Concepts such as rewilding and omnipolis (self-sufficient, self-operating cities) by Paul Virilio will be introduced as guiding principles for establishing new urban structures and the social conditions upon which they depend on. What environments and habitats would we create if we employed the power of design to focus on “planetary health,” “public health” and “social trust” as opposed to other determining social and cultural pressures. Through discussions and hands on design assignments we will derive three different environments which could pave the way to a contagion-free living.

Pinar Yoldas is an infra-disciplinary designer/artist/researcher. Her work develops within biological sciences and digital technologies through architectural installations, kinetic sculpture, sound, video and drawing with a focus on post-humanism, eco-nihilism, anthropocene and feminist technoscience. She is an Assistant Professor of Visual Arts at UCSD.


Sept 16 w/ Lisa Cartwright
Health Surveillance Infodemic: Design Fiction by Numbers

The past few months have seen a surge in graphic design characterizing the coronavirus pandemic in terms of data, numbers, charts, and graphs. Information design scholar Joan Donovan has characterized this trend as an "Infodemic" in its own right.

This session will focus on the affordances and concerns we may have around applying the concept of design fiction to work with data in the design of pandemic information. We will consider the relationship between quantitative knowledge and narrative, and between speculative knowledge systems and fiction. We will analyze examples of pandemic data design, highlighting the sometimes hidden role of fiction and narrative as driving forces in pandemic information design. We will consider concepts including surveillance and speculative prediction. Ultimately we will focus on fiction and narrative at the interface of quantitative-qualitative pandemic systems design work. The first half of the workshop will be devoted to case studies and keywords, the second portion to data design. 

Lisa Cartwright is known for her writing about visual culture and the body in feminist science and technology studies and working at the intersections of art and medical history and critical theory. She is currently Professor of Visual Arts at UCSD with additional appointments in the Department of Communication and the graduate Science Studies Program and an affiliation with the program in Critical Gender Studies.

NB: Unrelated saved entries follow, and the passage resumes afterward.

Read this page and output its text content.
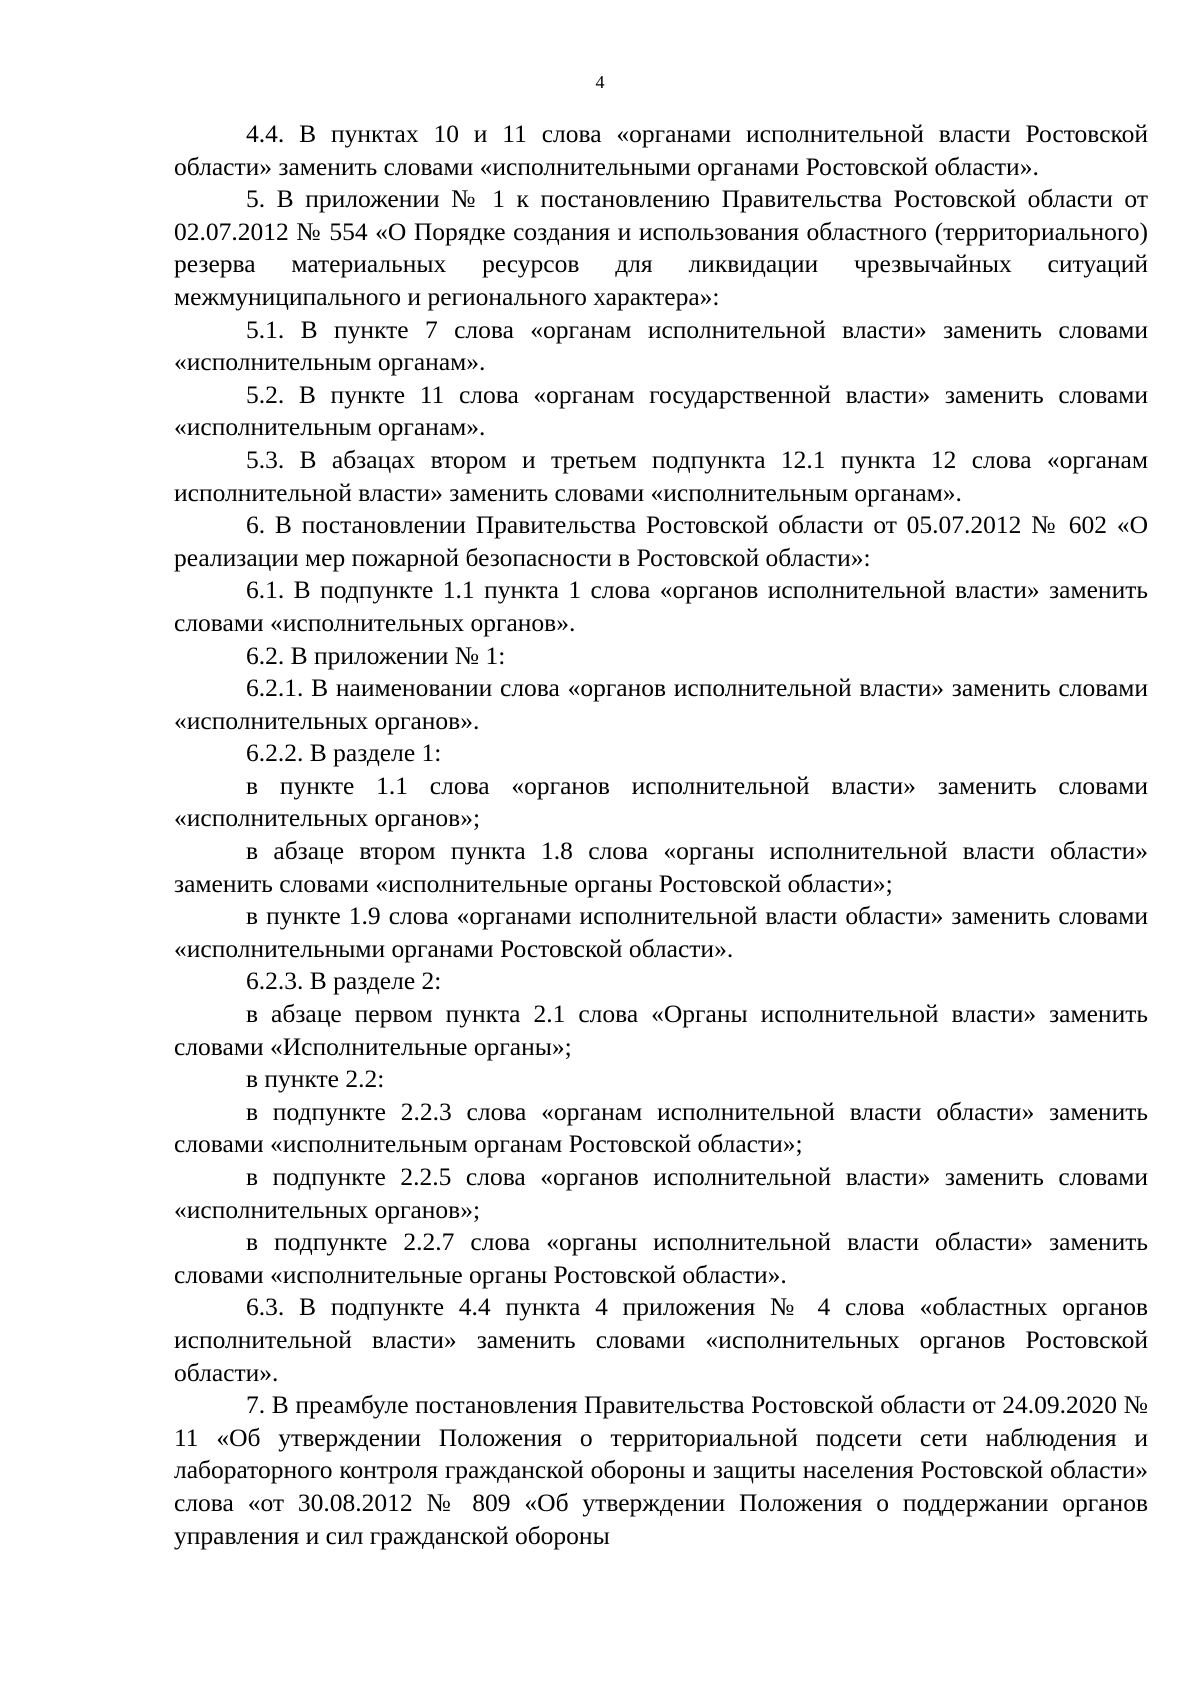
4

4.4. В пунктах 10 и 11 слова «органами исполнительной власти Ростовской области» заменить словами «исполнительными органами Ростовской области».

5. В приложении № 1 к постановлению Правительства Ростовской области от 02.07.2012 № 554 «О Порядке создания и использования областного (территориального) резерва материальных ресурсов для ликвидации чрезвычайных ситуаций межмуниципального и регионального характера»:

5.1. В пункте 7 слова «органам исполнительной власти» заменить словами «исполнительным органам».

5.2. В пункте 11 слова «органам государственной власти» заменить словами «исполнительным органам».

5.3. В абзацах втором и третьем подпункта 12.1 пункта 12 слова «органам исполнительной власти» заменить словами «исполнительным органам».

6. В постановлении Правительства Ростовской области от 05.07.2012 № 602 «О реализации мер пожарной безопасности в Ростовской области»:

6.1. В подпункте 1.1 пункта 1 слова «органов исполнительной власти» заменить словами «исполнительных органов».

6.2. В приложении № 1:

6.2.1. В наименовании слова «органов исполнительной власти» заменить словами «исполнительных органов».

6.2.2. В разделе 1:

в пункте 1.1 слова «органов исполнительной власти» заменить словами «исполнительных органов»;

в абзаце втором пункта 1.8 слова «органы исполнительной власти области» заменить словами «исполнительные органы Ростовской области»;

в пункте 1.9 слова «органами исполнительной власти области» заменить словами «исполнительными органами Ростовской области».

6.2.3. В разделе 2:

в абзаце первом пункта 2.1 слова «Органы исполнительной власти» заменить словами «Исполнительные органы»;

в пункте 2.2:

в подпункте 2.2.3 слова «органам исполнительной власти области» заменить словами «исполнительным органам Ростовской области»;

в подпункте 2.2.5 слова «органов исполнительной власти» заменить словами «исполнительных органов»;

в подпункте 2.2.7 слова «органы исполнительной власти области» заменить словами «исполнительные органы Ростовской области».

6.3. В подпункте 4.4 пункта 4 приложения № 4 слова «областных органов исполнительной власти» заменить словами «исполнительных органов Ростовской области».

7. В преамбуле постановления Правительства Ростовской области от 24.09.2020 № 11 «Об утверждении Положения о территориальной подсети сети наблюдения и лабораторного контроля гражданской обороны и защиты населения Ростовской области» слова «от 30.08.2012 № 809 «Об утверждении Положения о поддержании органов управления и сил гражданской обороны
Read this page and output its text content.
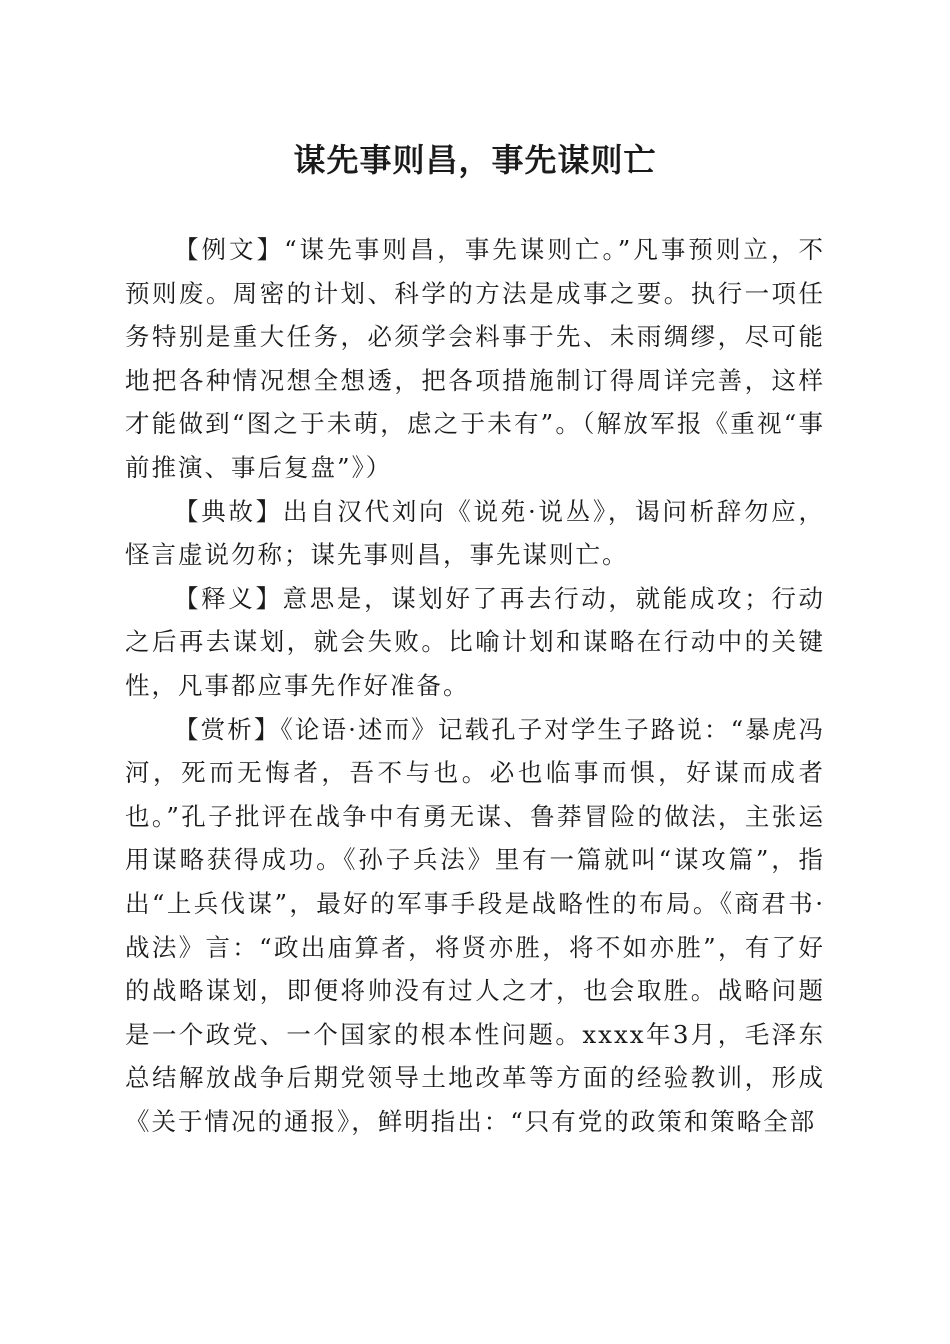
谋先事则昌，事先谋则亡

【例文】“谋先事则昌，事先谋则亡。”凡事预则立，不预则废。周密的计划、科学的方法是成事之要。执行一项任务特别是重大任务，必须学会料事于先、未雨绸缪，尽可能地把各种情况想全想透，把各项措施制订得周详完善，这样才能做到“图之于未萌，虑之于未有”。（解放军报《重视“事前推演、事后复盘”》）

【典故】出自汉代刘向《说苑·说丛》，谒问析辞勿应，怪言虚说勿称；谋先事则昌，事先谋则亡。

【释义】意思是，谋划好了再去行动，就能成攻；行动之后再去谋划，就会失败。比喻计划和谋略在行动中的关键性，凡事都应事先作好准备。

【赏析】《论语·述而》记载孔子对学生子路说：“暴虎冯河，死而无悔者，吾不与也。必也临事而惧，好谋而成者也。”孔子批评在战争中有勇无谋、鲁莽冒险的做法，主张运用谋略获得成功。《孙子兵法》里有一篇就叫“谋攻篇”，指出“上兵伐谋”，最好的军事手段是战略性的布局。《商君书·战法》言：“政出庙算者，将贤亦胜，将不如亦胜”，有了好的战略谋划，即便将帅没有过人之才，也会取胜。战略问题是一个政党、一个国家的根本性问题。xxxx年3月，毛泽东总结解放战争后期党领导土地改革等方面的经验教训，形成《关于情况的通报》，鲜明指出：“只有党的政策和策略全部
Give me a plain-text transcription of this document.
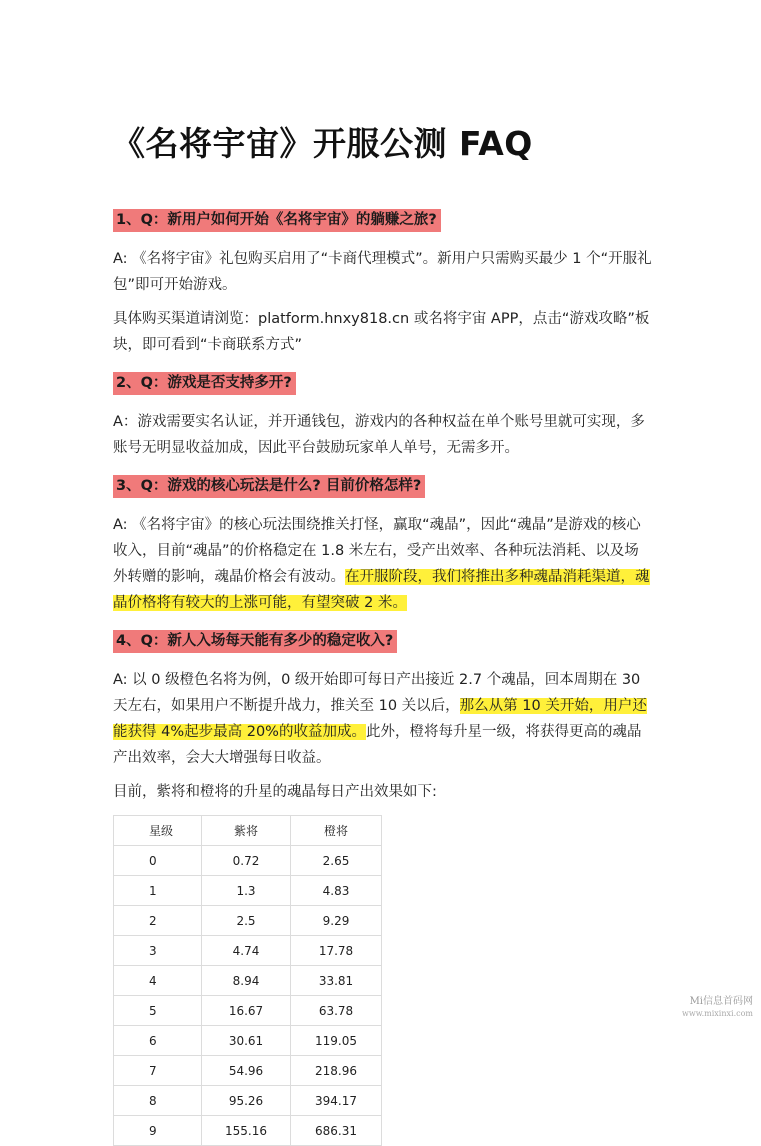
《名将宇宙》开服公测 FAQ
1、Q：新用户如何开始《名将宇宙》的躺赚之旅?
A: 《名将宇宙》礼包购买启用了“卡商代理模式”。新用户只需购买最少 1 个“开服礼包”即可开始游戏。
具体购买渠道请浏览：platform.hnxy818.cn 或名将宇宙 APP，点击“游戏攻略”板块，即可看到“卡商联系方式”
2、Q：游戏是否支持多开?
A：游戏需要实名认证，并开通钱包，游戏内的各种权益在单个账号里就可实现，多账号无明显收益加成，因此平台鼓励玩家单人单号，无需多开。
3、Q：游戏的核心玩法是什么? 目前价格怎样?
A: 《名将宇宙》的核心玩法围绕推关打怪，赢取“魂晶”，因此“魂晶”是游戏的核心收入，目前“魂晶”的价格稳定在 1.8 米左右，受产出效率、各种玩法消耗、以及场外转赠的影响，魂晶价格会有波动。在开服阶段，我们将推出多种魂晶消耗渠道，魂晶价格将有较大的上涨可能，有望突破 2 米。
4、Q：新人入场每天能有多少的稳定收入?
A: 以 0 级橙色名将为例，0 级开始即可每日产出接近 2.7 个魂晶，回本周期在 30 天左右，如果用户不断提升战力，推关至 10 关以后，那么从第 10 关开始，用户还能获得 4%起步最高 20%的收益加成。此外，橙将每升星一级，将获得更高的魂晶产出效率，会大大增强每日收益。
目前，紫将和橙将的升星的魂晶每日产出效果如下:
星级	紫将	橙将
0	0.72	2.65
1	1.3	4.83
2	2.5	9.29
3	4.74	17.78
4	8.94	33.81
5	16.67	63.78
6	30.61	119.05
7	54.96	218.96
8	95.26	394.17
9	155.16	686.31
Mi信息首码网
www.mixinxi.com
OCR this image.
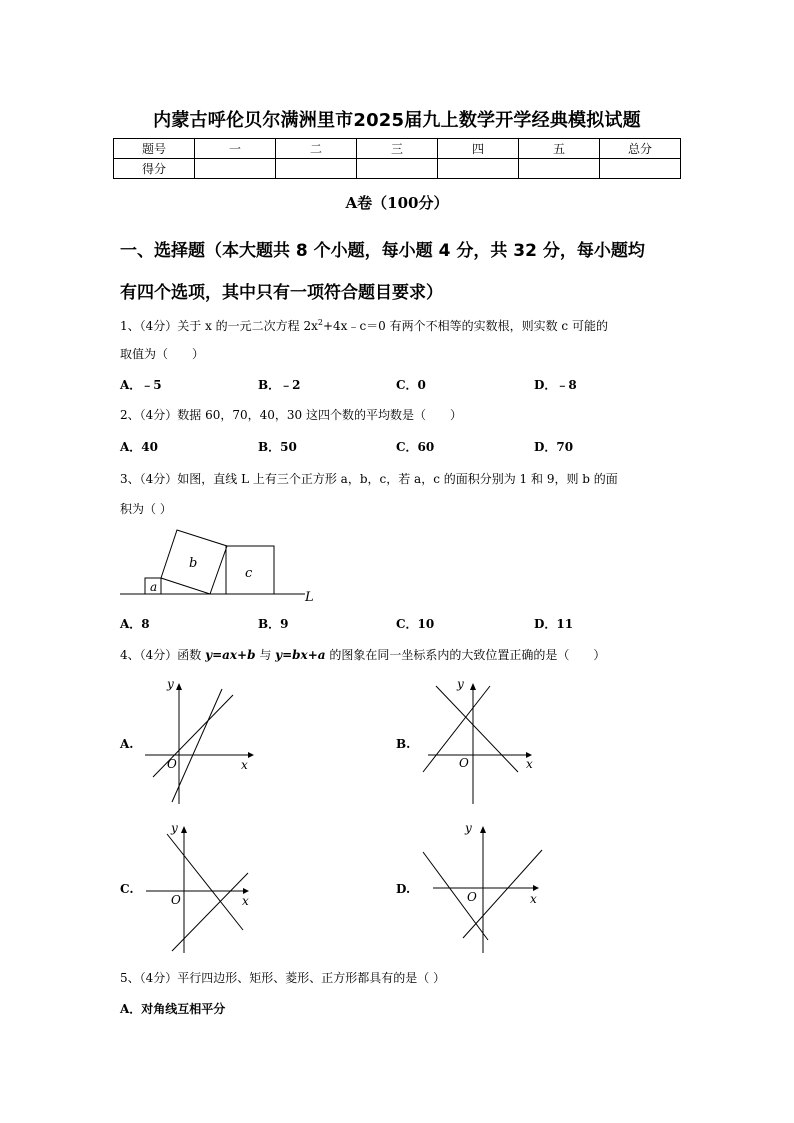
内蒙古呼伦贝尔满洲里市2025届九上数学开学经典模拟试题
题号	一	二	三	四	五	总分
得分						
A卷（100分）
一、选择题（本大题共 8 个小题，每小题 4 分，共 32 分，每小题均
有四个选项，其中只有一项符合题目要求）
1、（4分）关于 x 的一元二次方程 $2x^2+4x﹣c=0$ 有两个不相等的实数根，则实数 c 可能的
取值为（　　）
A．﹣5	B．﹣2	C．0	D．﹣8
2、（4分）数据 60，70，40，30 这四个数的平均数是（　　）
A．40	B．50	C．60	D．70
3、（4分）如图，直线 L 上有三个正方形 a，b，c，若 a，c 的面积分别为 1 和 9，则 b 的面
积为（ ）
a
b
c
L
A．8	B．9	C．10	D．11
4、（4分）函数 y=ax+b 与 y=bx+a 的图象在同一坐标系内的大致位置正确的是（　　）
A.
O	x
y
B.
O	x
y
C.
O	x
y
D.
O	x
y
5、（4分）平行四边形、矩形、菱形、正方形都具有的是（ ）
A．对角线互相平分
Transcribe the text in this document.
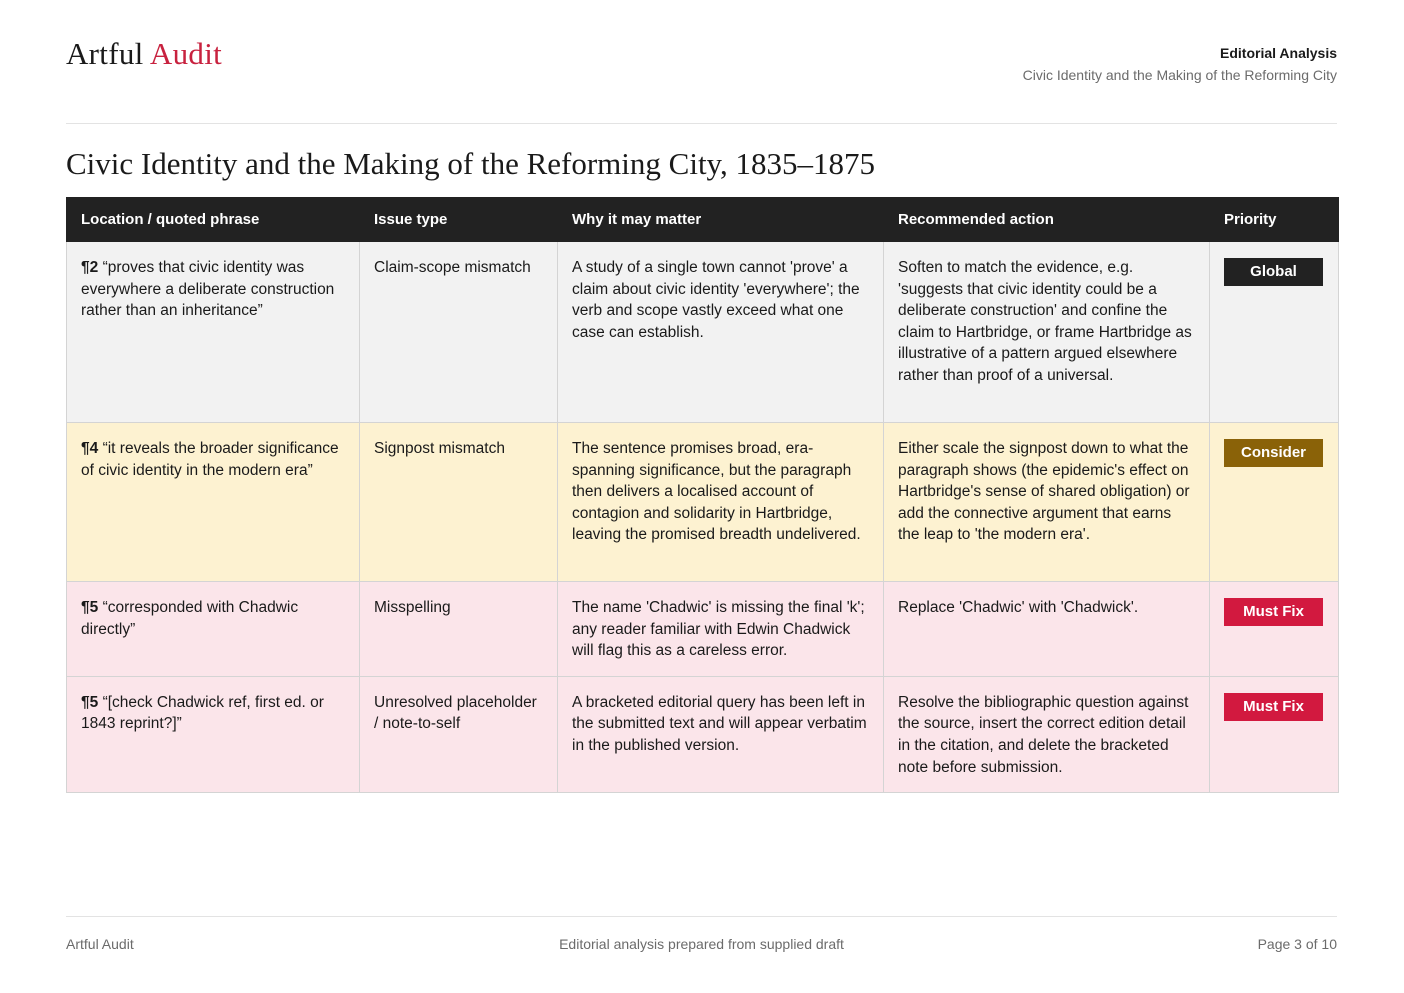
Artful Audit	Editorial Analysis
Civic Identity and the Making of the Reforming City
Civic Identity and the Making of the Reforming City, 1835–1875
Location / quoted phrase	Issue type	Why it may matter	Recommended action	Priority
¶2 “proves that civic identity was everywhere a deliberate construction rather than an inheritance”	Claim-scope mismatch	A study of a single town cannot 'prove' a claim about civic identity 'everywhere'; the verb and scope vastly exceed what one case can establish.	Soften to match the evidence, e.g. 'suggests that civic identity could be a deliberate construction' and confine the claim to Hartbridge, or frame Hartbridge as illustrative of a pattern argued elsewhere rather than proof of a universal.	Global

¶4 “it reveals the broader significance of civic identity in the modern era”	Signpost mismatch	The sentence promises broad, era-spanning significance, but the paragraph then delivers a localised account of contagion and solidarity in Hartbridge, leaving the promised breadth undelivered.	Either scale the signpost down to what the paragraph shows (the epidemic's effect on Hartbridge's sense of shared obligation) or add the connective argument that earns the leap to 'the modern era'.	Consider

¶5 “corresponded with Chadwic directly”	Misspelling	The name 'Chadwic' is missing the final 'k'; any reader familiar with Edwin Chadwick will flag this as a careless error.	Replace 'Chadwic' with 'Chadwick'.	Must Fix

¶5 “[check Chadwick ref, first ed. or 1843 reprint?]”	Unresolved placeholder / note-to-self	A bracketed editorial query has been left in the submitted text and will appear verbatim in the published version.	Resolve the bibliographic question against the source, insert the correct edition detail in the citation, and delete the bracketed note before submission.	Must Fix
Artful Audit	Editorial analysis prepared from supplied draft	Page 3 of 10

Sept 23 w/ Camille Nebeker 
Imagining the ethical, legal and social implications of digital contact tracing

This session will explore the digital symptom tracking and contact tracing solutions being considered for deployment in San Diego and factors that will impact adoption by various community stakeholders. States, municipalities and employers are, to varying degrees, considering how to manage and mitigate the spread of the coronavirus pandemic. Contact tracing is one strategy used to identify how and where the virus is spreading. It is commonly used in public health to identify and notify people who have been exposed to an infected person. Traditional contact tracing involves a workforce of trained investigators who contact people who test positive, in our case for COVID-19, to narrow down the scope of viral exposure. No doubt this surveillance process takes time and resources yet, can be very effective in mitigating the spread of disease. Digital solutions are being developed and deployed to augment and/or replace the traditional method of contact tracing.

Dr. Camille Nebeker is an Associate Professor in the School of Medicine at the UCSD. Dr. Nebeker is affiliated with the Divisions of Behavioral Medicine and Global Health in the Department of Family Medicine and Public Health. Her research focuses on the design of research/bioethics educational initiatives designed for traditional and non-traditional learners with a goal of trainee’s understanding and appreciation of factors that influence the ethical and responsible conduct of research.